According to the United States Census Bureau, the city has a total area of 586.0 km2, of which 115.0 km2 is land and 470.9 km2, or 80.37%, is water.

==Demographics==

The present city of Togiak first appeared on the 1920 U.S. Census as an unincorporated village. The earlier settlements of Togiagamute (1880 pop. 276; 1890: 94) and Togiak Station (1880: 24; 1890: 14), were on the east side of the bay and not within present city limits. On the 1940 census, the area of "Togiak Bay" was reported separately, featuring 46 residents. These may or may not have been residents within or adjacent to Togiak, which would account for the drastic population drop from 1930's 71 to just 10 in 1940. "Togiak Bay" was not reported again. The village formally incorporated in 1969.

Historical population
| Census | Pop. | Note | %± |
| 1920 | 91 |  | — |
| 1930 | 71 |  | −22.0% |
| 1940 | 10 |  | −85.9% |
| 1950 | 108 |  | 980.0% |
| 1960 | 220 |  | 103.7% |
| 1970 | 383 |  | 74.1% |
| 1980 | 470 |  | 22.7% |
| 1990 | 613 |  | 30.4% |
| 2000 | 809 |  | 32.0% |
| 2010 | 817 |  | 1.0% |
| 2020 | 817 |  | 0.0% |
U.S. Decennial Census

===2020 census===

As of the 2020 census, Togiak had a population of 817. The median age was 27.3 years. 36.4% of residents were under the age of 18 and 10.0% of residents were 65 years of age or older. For every 100 females there were 95.9 males, and for every 100 females age 18 and over there were 103.1 males age 18 and over.

0.0% of residents lived in urban areas, while 100.0% lived in rural areas.

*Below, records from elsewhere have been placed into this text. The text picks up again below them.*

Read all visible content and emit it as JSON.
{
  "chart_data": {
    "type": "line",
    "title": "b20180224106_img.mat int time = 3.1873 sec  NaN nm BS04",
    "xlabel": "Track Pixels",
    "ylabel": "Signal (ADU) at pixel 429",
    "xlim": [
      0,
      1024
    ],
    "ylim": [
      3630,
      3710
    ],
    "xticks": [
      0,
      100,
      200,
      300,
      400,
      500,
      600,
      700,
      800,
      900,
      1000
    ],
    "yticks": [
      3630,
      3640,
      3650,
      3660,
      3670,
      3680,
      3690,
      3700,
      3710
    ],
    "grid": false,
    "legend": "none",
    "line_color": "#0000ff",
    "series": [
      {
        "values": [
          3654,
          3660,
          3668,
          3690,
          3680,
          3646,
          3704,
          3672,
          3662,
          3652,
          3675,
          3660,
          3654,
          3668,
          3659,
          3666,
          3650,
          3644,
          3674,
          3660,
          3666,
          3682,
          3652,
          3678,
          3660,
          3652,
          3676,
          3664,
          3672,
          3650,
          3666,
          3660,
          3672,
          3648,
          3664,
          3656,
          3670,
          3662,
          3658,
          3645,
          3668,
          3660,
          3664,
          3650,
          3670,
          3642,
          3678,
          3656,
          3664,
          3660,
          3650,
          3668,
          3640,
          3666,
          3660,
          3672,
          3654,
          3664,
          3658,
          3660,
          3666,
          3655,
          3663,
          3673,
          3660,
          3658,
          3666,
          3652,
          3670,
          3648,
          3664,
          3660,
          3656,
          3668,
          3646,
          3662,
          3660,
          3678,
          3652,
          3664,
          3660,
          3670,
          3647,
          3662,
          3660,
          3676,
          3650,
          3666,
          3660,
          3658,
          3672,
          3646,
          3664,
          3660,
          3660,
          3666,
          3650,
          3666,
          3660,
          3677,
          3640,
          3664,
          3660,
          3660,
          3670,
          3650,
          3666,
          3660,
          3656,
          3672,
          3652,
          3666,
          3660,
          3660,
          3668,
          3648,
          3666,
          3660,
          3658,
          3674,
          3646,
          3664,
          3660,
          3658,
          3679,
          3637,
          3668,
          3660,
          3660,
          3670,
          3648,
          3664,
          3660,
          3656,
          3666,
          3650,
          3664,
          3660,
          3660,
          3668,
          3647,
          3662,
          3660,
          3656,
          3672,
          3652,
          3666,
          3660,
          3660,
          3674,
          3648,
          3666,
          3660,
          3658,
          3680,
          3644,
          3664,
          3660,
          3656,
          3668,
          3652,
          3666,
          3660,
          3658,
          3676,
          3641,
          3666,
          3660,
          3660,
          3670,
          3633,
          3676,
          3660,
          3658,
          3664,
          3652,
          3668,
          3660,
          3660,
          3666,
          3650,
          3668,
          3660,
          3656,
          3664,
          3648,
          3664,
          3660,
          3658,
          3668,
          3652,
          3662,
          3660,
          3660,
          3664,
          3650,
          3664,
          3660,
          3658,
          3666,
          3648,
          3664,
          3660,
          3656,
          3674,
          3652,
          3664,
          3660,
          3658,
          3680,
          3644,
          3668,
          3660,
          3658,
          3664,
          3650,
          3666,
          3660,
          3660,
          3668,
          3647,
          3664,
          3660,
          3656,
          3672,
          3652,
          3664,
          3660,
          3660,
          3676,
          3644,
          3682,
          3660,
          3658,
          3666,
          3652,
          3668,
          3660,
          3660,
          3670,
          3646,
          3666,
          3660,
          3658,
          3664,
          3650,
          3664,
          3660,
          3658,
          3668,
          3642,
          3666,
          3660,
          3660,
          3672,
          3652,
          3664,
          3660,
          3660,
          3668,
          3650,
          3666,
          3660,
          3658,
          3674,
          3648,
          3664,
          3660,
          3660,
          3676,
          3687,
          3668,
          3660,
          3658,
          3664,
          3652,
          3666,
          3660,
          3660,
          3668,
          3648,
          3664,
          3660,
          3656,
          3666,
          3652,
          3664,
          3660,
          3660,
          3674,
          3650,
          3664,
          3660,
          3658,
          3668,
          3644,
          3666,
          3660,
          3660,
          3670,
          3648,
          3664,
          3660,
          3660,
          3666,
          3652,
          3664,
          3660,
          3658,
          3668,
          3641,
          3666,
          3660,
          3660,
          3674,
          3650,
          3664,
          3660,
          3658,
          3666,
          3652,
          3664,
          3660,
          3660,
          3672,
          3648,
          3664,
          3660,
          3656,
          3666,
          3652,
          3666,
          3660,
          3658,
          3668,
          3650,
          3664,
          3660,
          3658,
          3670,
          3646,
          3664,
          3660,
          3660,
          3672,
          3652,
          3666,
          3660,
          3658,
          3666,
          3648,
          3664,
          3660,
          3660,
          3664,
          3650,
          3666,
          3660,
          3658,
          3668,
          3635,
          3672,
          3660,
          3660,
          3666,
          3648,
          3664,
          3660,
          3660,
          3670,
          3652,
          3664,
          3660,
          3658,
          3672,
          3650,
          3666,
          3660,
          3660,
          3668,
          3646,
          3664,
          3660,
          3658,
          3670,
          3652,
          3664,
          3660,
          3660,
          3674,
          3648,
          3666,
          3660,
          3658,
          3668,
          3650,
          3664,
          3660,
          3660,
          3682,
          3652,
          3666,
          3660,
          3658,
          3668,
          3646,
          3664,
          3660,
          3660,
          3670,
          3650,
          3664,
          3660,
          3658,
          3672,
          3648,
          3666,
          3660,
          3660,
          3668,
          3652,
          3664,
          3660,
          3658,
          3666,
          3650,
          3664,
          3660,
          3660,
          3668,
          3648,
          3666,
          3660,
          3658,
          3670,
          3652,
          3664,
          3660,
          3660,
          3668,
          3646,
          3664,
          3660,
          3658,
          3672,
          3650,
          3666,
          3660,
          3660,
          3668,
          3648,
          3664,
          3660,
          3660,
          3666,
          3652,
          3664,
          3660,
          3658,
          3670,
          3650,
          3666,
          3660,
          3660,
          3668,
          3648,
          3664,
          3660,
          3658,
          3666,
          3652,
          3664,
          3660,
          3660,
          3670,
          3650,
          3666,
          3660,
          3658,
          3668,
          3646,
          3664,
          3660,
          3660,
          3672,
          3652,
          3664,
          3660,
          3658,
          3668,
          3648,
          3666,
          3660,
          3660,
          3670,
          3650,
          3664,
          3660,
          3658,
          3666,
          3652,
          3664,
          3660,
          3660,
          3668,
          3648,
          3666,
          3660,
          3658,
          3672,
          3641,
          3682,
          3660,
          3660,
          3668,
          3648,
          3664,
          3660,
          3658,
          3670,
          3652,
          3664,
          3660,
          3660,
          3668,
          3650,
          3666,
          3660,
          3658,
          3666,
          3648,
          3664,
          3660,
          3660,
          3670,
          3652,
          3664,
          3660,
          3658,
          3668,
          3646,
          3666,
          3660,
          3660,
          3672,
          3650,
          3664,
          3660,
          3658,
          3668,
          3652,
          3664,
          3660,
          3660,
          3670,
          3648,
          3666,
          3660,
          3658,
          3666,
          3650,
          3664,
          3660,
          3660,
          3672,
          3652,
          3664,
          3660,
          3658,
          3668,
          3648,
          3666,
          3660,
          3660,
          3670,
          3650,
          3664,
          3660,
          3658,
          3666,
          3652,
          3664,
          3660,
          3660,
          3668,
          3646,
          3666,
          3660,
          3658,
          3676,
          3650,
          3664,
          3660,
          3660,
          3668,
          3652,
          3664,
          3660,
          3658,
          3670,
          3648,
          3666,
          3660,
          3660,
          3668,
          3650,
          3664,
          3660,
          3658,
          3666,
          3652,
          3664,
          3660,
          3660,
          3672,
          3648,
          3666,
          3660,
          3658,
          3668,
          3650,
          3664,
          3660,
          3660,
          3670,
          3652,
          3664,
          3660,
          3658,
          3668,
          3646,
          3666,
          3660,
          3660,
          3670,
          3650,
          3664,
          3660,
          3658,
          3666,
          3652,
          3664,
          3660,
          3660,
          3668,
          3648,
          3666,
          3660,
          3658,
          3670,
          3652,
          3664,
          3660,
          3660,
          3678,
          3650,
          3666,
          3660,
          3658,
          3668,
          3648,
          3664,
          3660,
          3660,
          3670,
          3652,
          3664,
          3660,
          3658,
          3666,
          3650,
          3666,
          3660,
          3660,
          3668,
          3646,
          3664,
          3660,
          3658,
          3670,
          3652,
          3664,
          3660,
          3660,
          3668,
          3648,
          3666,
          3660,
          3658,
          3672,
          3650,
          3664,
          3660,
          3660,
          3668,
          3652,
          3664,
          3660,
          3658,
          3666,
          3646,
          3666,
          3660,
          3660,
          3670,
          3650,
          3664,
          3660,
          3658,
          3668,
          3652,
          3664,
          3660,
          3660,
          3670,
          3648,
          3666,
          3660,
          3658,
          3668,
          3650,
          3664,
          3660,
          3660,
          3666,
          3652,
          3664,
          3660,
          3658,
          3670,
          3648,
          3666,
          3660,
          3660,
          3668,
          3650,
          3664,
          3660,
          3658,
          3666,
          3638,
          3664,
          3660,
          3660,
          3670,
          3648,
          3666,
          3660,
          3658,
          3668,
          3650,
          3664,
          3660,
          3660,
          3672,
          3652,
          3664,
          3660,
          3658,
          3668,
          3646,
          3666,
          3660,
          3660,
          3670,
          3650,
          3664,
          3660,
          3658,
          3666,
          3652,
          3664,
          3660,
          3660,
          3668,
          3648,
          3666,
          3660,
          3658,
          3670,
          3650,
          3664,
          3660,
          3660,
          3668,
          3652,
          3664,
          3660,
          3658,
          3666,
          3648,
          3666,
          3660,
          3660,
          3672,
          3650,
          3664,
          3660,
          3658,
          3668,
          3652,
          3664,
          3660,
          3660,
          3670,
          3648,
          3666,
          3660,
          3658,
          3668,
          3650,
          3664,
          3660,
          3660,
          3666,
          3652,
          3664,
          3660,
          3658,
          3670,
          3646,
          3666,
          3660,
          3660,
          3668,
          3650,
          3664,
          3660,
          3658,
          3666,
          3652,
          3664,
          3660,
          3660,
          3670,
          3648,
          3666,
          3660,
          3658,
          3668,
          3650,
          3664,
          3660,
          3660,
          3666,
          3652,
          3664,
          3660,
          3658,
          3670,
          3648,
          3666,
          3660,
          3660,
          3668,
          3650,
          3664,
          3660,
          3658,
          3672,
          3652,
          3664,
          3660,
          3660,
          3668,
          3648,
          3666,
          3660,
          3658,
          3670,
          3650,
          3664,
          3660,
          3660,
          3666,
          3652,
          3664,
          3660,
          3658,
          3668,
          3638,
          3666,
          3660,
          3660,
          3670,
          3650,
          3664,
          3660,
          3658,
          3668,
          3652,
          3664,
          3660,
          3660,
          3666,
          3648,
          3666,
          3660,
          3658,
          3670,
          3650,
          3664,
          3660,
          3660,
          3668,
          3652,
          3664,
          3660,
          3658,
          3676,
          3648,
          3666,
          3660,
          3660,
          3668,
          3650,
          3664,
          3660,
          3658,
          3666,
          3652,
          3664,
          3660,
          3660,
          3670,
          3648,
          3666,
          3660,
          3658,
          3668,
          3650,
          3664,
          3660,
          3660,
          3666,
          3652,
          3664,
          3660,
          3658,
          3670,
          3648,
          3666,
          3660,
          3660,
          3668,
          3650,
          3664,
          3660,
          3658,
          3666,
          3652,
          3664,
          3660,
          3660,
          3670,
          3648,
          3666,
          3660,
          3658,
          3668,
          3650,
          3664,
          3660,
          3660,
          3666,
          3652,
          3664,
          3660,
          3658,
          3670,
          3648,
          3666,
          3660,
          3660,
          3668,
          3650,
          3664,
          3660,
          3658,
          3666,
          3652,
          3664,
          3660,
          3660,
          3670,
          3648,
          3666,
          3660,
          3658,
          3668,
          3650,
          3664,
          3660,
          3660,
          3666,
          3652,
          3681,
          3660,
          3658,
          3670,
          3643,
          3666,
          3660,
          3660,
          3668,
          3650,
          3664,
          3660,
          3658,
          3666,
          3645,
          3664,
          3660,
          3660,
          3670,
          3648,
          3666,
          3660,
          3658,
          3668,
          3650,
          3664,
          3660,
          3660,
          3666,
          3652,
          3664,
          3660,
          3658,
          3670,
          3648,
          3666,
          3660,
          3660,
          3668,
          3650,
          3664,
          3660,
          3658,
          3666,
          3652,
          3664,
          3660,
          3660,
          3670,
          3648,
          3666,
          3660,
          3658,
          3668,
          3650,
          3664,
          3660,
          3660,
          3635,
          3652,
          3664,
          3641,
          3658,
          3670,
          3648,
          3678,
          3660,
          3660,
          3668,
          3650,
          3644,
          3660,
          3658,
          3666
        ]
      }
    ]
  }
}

There were 229 households in Togiak, of which 51.5% had children under the age of 18 living in them. Of all households, 31.0% were married-couple households, 24.5% were households with a male householder and no spouse or partner present, and 31.4% were households with a female householder and no spouse or partner present. About 19.2% of all households were made up of individuals and 3.9% had someone living alone who was 65 years of age or older.

There were 275 housing units, of which 16.7% were vacant. The homeowner vacancy rate was 0.0% and the rental vacancy rate was 0.0%.

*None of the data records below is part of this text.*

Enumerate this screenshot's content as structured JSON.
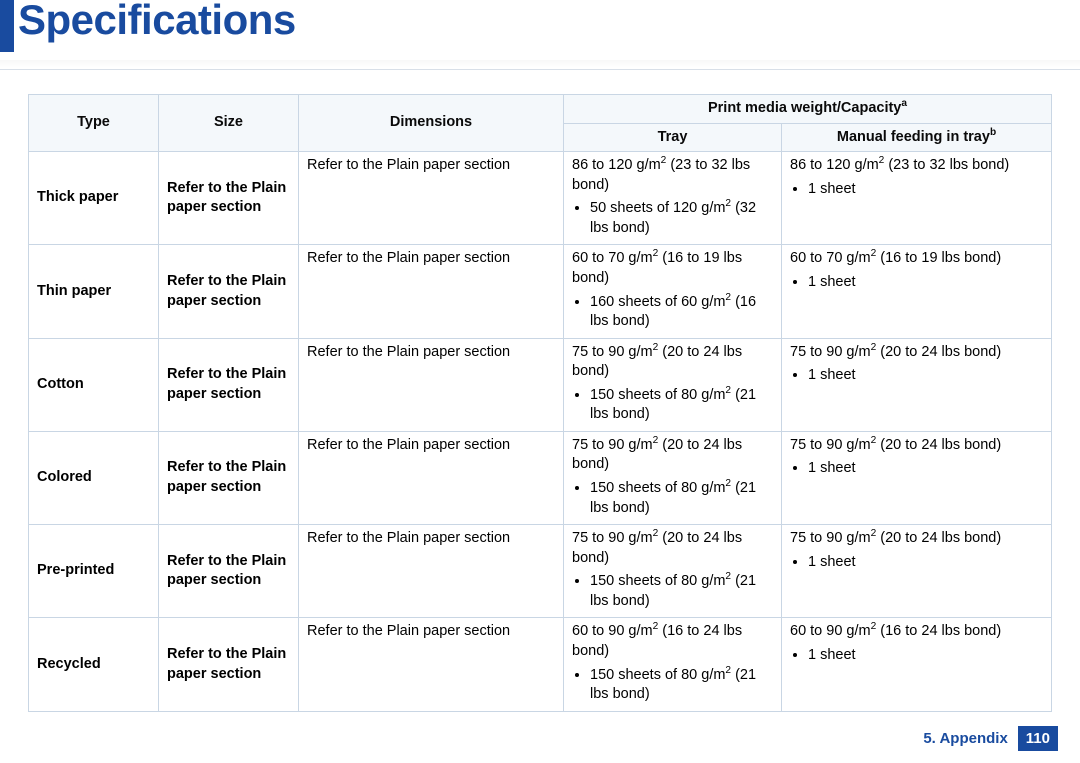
{
  "title": "Specifications",
  "colors": {
    "accent": "#194b9f",
    "header_bg": "#f4f8fb",
    "border": "#c9d6e4",
    "text": "#000000",
    "page_bg": "#ffffff"
  },
  "footer": {
    "section": "5.  Appendix",
    "page": "110"
  },
  "table": {
    "headers": {
      "type": "Type",
      "size": "Size",
      "dimensions": "Dimensions",
      "weight_group": "Print media weight/Capacity",
      "weight_group_sup": "a",
      "tray": "Tray",
      "manual": "Manual feeding in tray",
      "manual_sup": "b"
    },
    "rows": [
      {
        "type": "Thick paper",
        "size": "Refer to the Plain paper section",
        "dimensions": "Refer to the Plain paper section",
        "tray_line": "86 to 120 g/m² (23 to 32 lbs bond)",
        "tray_bullet": "50 sheets of 120 g/m² (32 lbs bond)",
        "manual_line": "86 to 120 g/m² (23 to 32 lbs bond)",
        "manual_bullet": "1 sheet"
      },
      {
        "type": "Thin paper",
        "size": "Refer to the Plain paper section",
        "dimensions": "Refer to the Plain paper section",
        "tray_line": "60 to 70 g/m² (16 to 19 lbs bond)",
        "tray_bullet": "160 sheets of 60 g/m² (16 lbs bond)",
        "manual_line": "60 to 70 g/m² (16 to 19 lbs bond)",
        "manual_bullet": "1 sheet"
      },
      {
        "type": "Cotton",
        "size": "Refer to the Plain paper section",
        "dimensions": "Refer to the Plain paper section",
        "tray_line": "75 to 90 g/m² (20 to 24 lbs bond)",
        "tray_bullet": "150 sheets of 80 g/m² (21 lbs bond)",
        "manual_line": "75 to 90 g/m² (20 to 24 lbs bond)",
        "manual_bullet": "1 sheet"
      },
      {
        "type": "Colored",
        "size": "Refer to the Plain paper section",
        "dimensions": "Refer to the Plain paper section",
        "tray_line": "75 to 90 g/m² (20 to 24 lbs bond)",
        "tray_bullet": "150 sheets of 80 g/m² (21 lbs bond)",
        "manual_line": "75 to 90 g/m² (20 to 24 lbs bond)",
        "manual_bullet": "1 sheet"
      },
      {
        "type": "Pre-printed",
        "size": "Refer to the Plain paper section",
        "dimensions": "Refer to the Plain paper section",
        "tray_line": "75 to 90 g/m² (20 to 24 lbs bond)",
        "tray_bullet": "150 sheets of 80 g/m² (21 lbs bond)",
        "manual_line": "75 to 90 g/m² (20 to 24 lbs bond)",
        "manual_bullet": "1 sheet"
      },
      {
        "type": "Recycled",
        "size": "Refer to the Plain paper section",
        "dimensions": "Refer to the Plain paper section",
        "tray_line": "60 to 90 g/m² (16 to 24 lbs bond)",
        "tray_bullet": "150 sheets of 80 g/m² (21 lbs bond)",
        "manual_line": "60 to 90 g/m² (16 to 24 lbs bond)",
        "manual_bullet": "1 sheet"
      }
    ]
  }
}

Racial composition as of the 2020 census
| Race | Number | Percent |
|---|---|---|
| White | 41 | 5.0% |
| Black or African American | 0 | 0.0% |
| American Indian and Alaska Native | 738 | 90.3% |
| Asian | 1 | 0.1% |
| Native Hawaiian and Other Pacific Islander | 0 | 0.0% |
| Some other race | 1 | 0.1% |
| Two or more races | 36 | 4.4% |
| Hispanic or Latino (of any race) | 9 | 1.1% |

===2000 census===

As of the census of 2000, there were 809 people, 202 households, and 164 families residing in the city. The population density was 17.9 PD/sqmi. There were 221 housing units at an average density of 4.9 /sqmi. The racial makeup of the city was 6.92% White, 0.12% Black or African American, 86.28% Native American, 0.25% from other races, and 6.43% from two or more races. 1.11% of the population were Hispanic or Latino of any race.

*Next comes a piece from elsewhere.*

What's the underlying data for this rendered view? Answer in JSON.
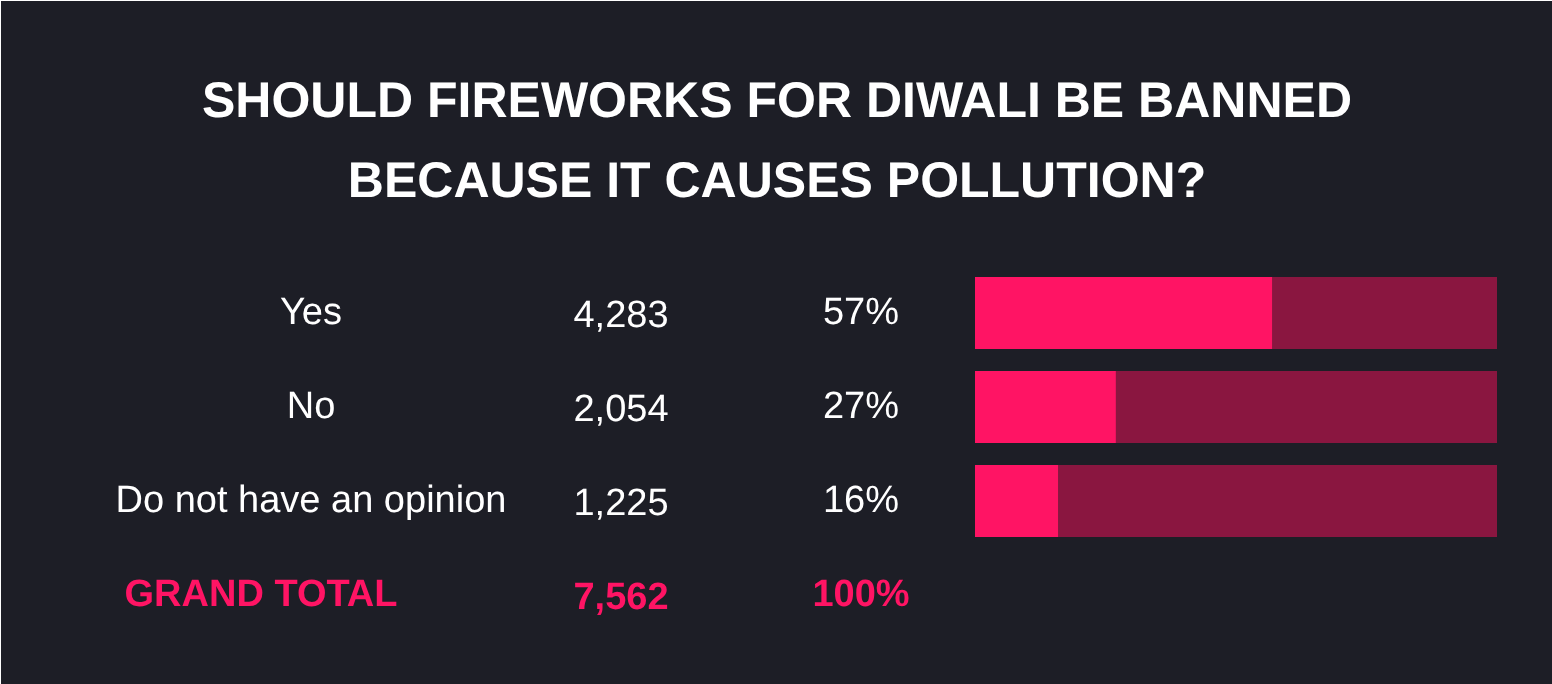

There were 202 households, out of which 56.4% had children under the age of 18 living with them, 56.4% were married couples living together, 16.8% had a female householder with no husband present, and 18.8% were non-families. 15.3% of all households were made up of individuals, and 2.5% had someone living alone who was 65 years of age or older. The average household size was 4.00 and the average family size was 4.50.

In the city, the age distribution of the population shows 42.8% under the age of 18, 9.0% from 18 to 24, 26.1% from 25 to 44, 15.1% from 45 to 64, and 7.0% who were 65 years of age or older. The median age was 23 years. For every 100 females, there were 101.2 males. For every 100 females age 18 and over, there were 111.4 males.

The median income for a household in the city was $23,977, and the median income for a family was $28,500. Males had a median income of $36,250 versus $34,063 for females. The per capita income for the city was $9,676. About 32.5% of families and 29.9% of the population were below the poverty line, including 31.9% of those under age 18 and 8.7% of those age 65 or over.

==Education==
The Togiak School of the Southwest Region School District serves the village.